Broken Access Control has been the number one vulnerability in OWASP Top 10 since 2021. Every third web application has authorization problems — users access data they don’t have permission to.
What is Broken Access Control¶
Access control ensures that users can only do what they’re authorized to do.
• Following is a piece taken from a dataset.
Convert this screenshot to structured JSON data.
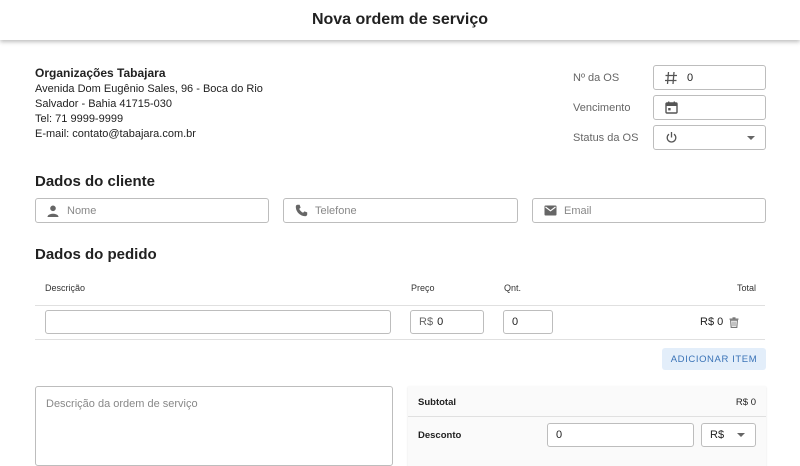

Broken access control occurs when the application doesn’t perform this check correctly — users can modify others’ data, access admin interfaces, or escalate their privileges.
Typical Attacks¶
- IDOR (Insecure Direct Object Reference): Changing ID in URL — /api/users/123 → /api/users/456
- Forced browsing: Direct access to /admin without role check
- Parameter tampering: Changing role in POST request — role=user → role=admin
- Path traversal: Access to files outside allowed directory
Example of Vulnerable Code¶
// ❌ BAD — no ownership check
app.get('/api/orders/:id', async (req, res) => {
const order = await Order.findById(req.params.id);
res.json(order);
});
// ✅ GOOD — ownership check
app.get('/api/orders/:id', async (req, res) => {
const order = await Order.findById(req.params.id);
if (!order || order.userId !== req.user.id) {
return res.status(403).json({ error: 'Forbidden' });
}
res.json(order);
});
Prevention¶
- Deny by default — everything forbidden unless explicitly allowed
- Authorization check on server, never just on client
- Use RBAC or ABAC for permission management
- Log all unauthorized access attempts
- Automated authorization tests in CI/CD
Middleware pattern¶
const authorize = (allowedRoles) => { return (req, res, next) => { if (!req.user || !allowedRoles.includes(req.user.role)) { return res.status(403).json({ error: ‘Insufficient permissions’ }); } next(); }; }; app.delete(‘/api/users/:id’, authorize([‘admin’]), deleteUser);
Key Takeaway¶
Access control belongs on the server. Every endpoint must verify whether the current user has the right to perform the given action. Deny by default, log attempts, test automatically.